Apple Inc  vs.  HANOVER INSURANCE

 Performance 
       Timeline  
Apple Inc 

Risk-Adjusted Performance

6 of 100

 
Weak
 
Strong
Modest
Compared to the overall equity markets, risk-adjusted returns on investments in Apple Inc are ranked lower than 6 (%) of all global equities and portfolios over the last 90 days. In spite of rather fragile fundamental indicators, Apple may actually be approaching a critical reversion point that can send shares even higher in December 2024.
HANOVER INSURANCE 

Risk-Adjusted Performance

20 of 100

 
Weak
 
Strong
Solid
Compared to the overall equity markets, risk-adjusted returns on investments in HANOVER INSURANCE are ranked lower than 20 (%) of all global equities and portfolios over the last 90 days. In spite of rather uncertain basic indicators, HANOVER INSURANCE exhibited solid returns over the last few months and may actually be approaching a breakup point.

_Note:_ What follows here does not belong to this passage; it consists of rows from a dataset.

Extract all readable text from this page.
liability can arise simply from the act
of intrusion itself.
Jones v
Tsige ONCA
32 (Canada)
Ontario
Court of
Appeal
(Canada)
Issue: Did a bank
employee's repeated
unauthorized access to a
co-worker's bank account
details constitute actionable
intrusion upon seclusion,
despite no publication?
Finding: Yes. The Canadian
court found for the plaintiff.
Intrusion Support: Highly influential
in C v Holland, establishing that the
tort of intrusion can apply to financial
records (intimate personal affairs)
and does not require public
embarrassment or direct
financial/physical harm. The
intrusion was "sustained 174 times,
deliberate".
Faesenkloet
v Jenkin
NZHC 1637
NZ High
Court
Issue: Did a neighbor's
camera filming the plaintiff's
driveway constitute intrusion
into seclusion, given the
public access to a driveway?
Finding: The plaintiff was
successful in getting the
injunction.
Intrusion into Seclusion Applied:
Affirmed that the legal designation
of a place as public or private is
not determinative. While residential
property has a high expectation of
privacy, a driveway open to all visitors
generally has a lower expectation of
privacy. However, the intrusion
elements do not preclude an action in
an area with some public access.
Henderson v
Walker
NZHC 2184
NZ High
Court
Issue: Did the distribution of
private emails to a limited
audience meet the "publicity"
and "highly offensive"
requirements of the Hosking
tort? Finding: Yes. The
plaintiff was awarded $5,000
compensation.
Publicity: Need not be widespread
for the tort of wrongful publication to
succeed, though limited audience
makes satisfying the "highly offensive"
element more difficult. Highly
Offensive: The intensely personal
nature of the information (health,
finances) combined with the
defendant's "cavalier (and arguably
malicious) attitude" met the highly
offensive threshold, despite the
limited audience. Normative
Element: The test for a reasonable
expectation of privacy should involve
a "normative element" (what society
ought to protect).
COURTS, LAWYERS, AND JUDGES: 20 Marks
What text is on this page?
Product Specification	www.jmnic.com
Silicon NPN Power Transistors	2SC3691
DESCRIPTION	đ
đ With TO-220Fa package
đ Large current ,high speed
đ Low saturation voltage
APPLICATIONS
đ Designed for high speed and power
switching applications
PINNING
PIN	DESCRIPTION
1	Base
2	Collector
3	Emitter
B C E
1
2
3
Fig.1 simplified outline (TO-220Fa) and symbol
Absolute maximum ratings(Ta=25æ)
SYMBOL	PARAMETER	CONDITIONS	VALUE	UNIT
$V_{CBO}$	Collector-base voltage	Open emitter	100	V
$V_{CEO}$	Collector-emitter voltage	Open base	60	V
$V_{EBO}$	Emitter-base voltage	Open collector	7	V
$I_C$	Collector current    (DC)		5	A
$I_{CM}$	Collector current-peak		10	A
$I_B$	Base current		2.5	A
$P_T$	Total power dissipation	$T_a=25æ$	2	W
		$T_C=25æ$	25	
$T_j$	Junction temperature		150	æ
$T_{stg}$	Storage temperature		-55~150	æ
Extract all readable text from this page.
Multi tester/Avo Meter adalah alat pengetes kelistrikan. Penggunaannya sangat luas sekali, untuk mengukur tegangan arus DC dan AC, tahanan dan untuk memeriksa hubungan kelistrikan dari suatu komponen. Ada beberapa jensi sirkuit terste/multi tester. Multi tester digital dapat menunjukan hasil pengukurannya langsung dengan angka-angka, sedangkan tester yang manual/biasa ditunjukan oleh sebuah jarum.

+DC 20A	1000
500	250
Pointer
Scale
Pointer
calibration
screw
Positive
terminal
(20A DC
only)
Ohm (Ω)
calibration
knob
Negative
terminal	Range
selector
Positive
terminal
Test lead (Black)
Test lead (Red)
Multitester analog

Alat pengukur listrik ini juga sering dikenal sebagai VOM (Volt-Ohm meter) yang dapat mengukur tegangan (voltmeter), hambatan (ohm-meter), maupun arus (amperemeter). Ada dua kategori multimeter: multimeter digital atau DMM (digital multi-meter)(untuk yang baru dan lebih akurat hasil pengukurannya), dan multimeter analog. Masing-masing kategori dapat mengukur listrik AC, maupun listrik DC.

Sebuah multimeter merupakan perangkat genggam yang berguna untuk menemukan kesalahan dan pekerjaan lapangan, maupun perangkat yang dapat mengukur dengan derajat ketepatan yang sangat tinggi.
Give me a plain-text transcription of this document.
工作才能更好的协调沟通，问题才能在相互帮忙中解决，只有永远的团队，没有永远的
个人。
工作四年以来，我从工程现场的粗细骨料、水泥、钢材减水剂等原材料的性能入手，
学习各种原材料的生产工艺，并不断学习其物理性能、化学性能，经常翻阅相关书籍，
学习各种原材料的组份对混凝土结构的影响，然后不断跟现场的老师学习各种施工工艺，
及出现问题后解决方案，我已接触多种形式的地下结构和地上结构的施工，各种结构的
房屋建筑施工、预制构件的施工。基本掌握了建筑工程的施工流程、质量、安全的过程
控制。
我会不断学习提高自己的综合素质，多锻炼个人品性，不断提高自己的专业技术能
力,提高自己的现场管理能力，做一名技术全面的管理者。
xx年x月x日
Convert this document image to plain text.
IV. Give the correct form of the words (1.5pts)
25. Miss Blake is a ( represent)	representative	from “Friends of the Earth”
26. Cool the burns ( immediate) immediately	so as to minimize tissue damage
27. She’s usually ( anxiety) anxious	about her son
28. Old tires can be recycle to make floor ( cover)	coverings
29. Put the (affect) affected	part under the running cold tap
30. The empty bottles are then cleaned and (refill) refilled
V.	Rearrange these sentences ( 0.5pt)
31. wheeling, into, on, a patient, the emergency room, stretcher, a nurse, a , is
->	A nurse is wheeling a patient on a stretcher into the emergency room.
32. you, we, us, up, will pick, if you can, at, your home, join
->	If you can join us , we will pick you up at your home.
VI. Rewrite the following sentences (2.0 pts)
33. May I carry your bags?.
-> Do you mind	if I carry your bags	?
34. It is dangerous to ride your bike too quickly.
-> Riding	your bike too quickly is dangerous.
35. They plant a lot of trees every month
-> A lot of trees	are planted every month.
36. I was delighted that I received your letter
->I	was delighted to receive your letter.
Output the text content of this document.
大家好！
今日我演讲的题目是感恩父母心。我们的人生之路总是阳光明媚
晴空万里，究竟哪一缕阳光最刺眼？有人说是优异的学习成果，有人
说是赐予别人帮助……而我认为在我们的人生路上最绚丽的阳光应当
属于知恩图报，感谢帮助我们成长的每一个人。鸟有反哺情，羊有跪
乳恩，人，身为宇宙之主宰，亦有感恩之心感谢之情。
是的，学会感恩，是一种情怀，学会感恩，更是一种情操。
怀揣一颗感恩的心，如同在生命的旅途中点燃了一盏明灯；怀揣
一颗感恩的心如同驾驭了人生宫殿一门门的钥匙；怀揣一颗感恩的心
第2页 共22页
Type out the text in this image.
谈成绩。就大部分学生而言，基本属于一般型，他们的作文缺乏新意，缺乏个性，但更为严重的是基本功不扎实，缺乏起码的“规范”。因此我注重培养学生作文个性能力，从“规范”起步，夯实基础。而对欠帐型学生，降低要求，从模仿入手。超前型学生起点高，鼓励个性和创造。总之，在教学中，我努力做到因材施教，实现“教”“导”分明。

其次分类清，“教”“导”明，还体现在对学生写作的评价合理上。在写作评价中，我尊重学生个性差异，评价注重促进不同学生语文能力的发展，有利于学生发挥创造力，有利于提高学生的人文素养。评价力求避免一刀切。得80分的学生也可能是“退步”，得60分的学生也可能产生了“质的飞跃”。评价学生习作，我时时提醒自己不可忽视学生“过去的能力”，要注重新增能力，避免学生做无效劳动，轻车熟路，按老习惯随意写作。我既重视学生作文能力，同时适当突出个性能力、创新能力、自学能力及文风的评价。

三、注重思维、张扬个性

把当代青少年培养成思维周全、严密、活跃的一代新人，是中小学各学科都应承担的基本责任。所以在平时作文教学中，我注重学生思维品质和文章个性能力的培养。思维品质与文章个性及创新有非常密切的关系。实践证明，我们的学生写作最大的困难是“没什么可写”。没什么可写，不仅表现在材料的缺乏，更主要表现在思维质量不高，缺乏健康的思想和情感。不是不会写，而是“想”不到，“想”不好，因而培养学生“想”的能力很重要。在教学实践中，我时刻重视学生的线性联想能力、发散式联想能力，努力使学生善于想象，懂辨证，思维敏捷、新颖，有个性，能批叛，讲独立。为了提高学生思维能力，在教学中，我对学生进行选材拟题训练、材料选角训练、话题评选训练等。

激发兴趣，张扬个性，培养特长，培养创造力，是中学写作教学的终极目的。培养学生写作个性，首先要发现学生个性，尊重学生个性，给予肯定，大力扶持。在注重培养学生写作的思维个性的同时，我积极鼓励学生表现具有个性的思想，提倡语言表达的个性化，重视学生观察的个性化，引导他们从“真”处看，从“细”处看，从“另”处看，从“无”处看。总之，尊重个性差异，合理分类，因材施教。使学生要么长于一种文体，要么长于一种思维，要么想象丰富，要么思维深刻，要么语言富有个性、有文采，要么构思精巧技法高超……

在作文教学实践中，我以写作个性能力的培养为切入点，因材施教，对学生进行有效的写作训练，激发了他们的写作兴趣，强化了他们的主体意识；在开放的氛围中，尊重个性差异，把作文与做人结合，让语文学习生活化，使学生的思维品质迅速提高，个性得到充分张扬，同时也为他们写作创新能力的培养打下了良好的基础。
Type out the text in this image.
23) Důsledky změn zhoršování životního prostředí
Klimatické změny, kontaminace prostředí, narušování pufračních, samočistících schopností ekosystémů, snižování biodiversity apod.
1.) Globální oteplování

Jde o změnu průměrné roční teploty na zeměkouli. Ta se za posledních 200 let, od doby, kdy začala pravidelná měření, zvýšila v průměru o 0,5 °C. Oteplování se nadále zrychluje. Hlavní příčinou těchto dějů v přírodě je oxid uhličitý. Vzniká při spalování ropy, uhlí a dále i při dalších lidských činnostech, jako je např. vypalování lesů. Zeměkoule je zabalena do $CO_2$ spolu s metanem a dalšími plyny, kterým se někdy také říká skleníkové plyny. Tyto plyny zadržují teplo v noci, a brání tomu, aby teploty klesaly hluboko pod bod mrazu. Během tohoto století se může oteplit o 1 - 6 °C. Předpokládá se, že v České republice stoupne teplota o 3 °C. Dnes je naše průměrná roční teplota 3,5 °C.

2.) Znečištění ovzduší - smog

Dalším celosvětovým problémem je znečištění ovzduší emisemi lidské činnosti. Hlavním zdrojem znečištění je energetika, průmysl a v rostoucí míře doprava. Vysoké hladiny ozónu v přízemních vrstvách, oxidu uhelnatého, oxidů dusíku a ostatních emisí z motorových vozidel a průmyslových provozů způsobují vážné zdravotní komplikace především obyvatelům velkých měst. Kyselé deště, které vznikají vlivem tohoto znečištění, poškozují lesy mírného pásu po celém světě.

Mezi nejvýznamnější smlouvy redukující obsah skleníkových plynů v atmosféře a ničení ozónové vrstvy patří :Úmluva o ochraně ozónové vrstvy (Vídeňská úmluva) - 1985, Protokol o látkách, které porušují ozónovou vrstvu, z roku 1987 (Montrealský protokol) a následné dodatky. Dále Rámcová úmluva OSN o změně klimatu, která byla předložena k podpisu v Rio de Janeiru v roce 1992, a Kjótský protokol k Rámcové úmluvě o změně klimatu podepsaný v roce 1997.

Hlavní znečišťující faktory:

Apple and HANOVER INSURANCE Volatility Contrast

   Predicted Return Density   
       Returns  

Pair Trading with Apple and HANOVER INSURANCE

The main advantage of trading using opposite Apple and HANOVER INSURANCE positions is that it hedges away some unsystematic risk. Because of two separate transactions, even if Apple position performs unexpectedly, HANOVER INSURANCE can make up some of the losses. Pair trading also minimizes risk from directional movements in the market. For example, if an entire industry or sector drops because of unexpected headlines, the short position in HANOVER INSURANCE will offset losses from the drop in HANOVER INSURANCE's long position.
The idea behind Apple Inc and HANOVER INSURANCE pairs trading is to make the combined position market-neutral, meaning the overall market's direction will not affect its win or loss (or potential downside or upside). This can be achieved by designing a pairs trade with two highly correlated stocks or equities that operate in a similar space or sector, making it possible to obtain profits through simple and relatively low-risk investment.
Check out your portfolio center.
Note that this page's information should be used as a complementary analysis to find the right mix of equity instruments to add to your existing portfolios or create a brand new portfolio. You can also try the Risk-Return Analysis module to view associations between returns expected from investment and the risk you assume.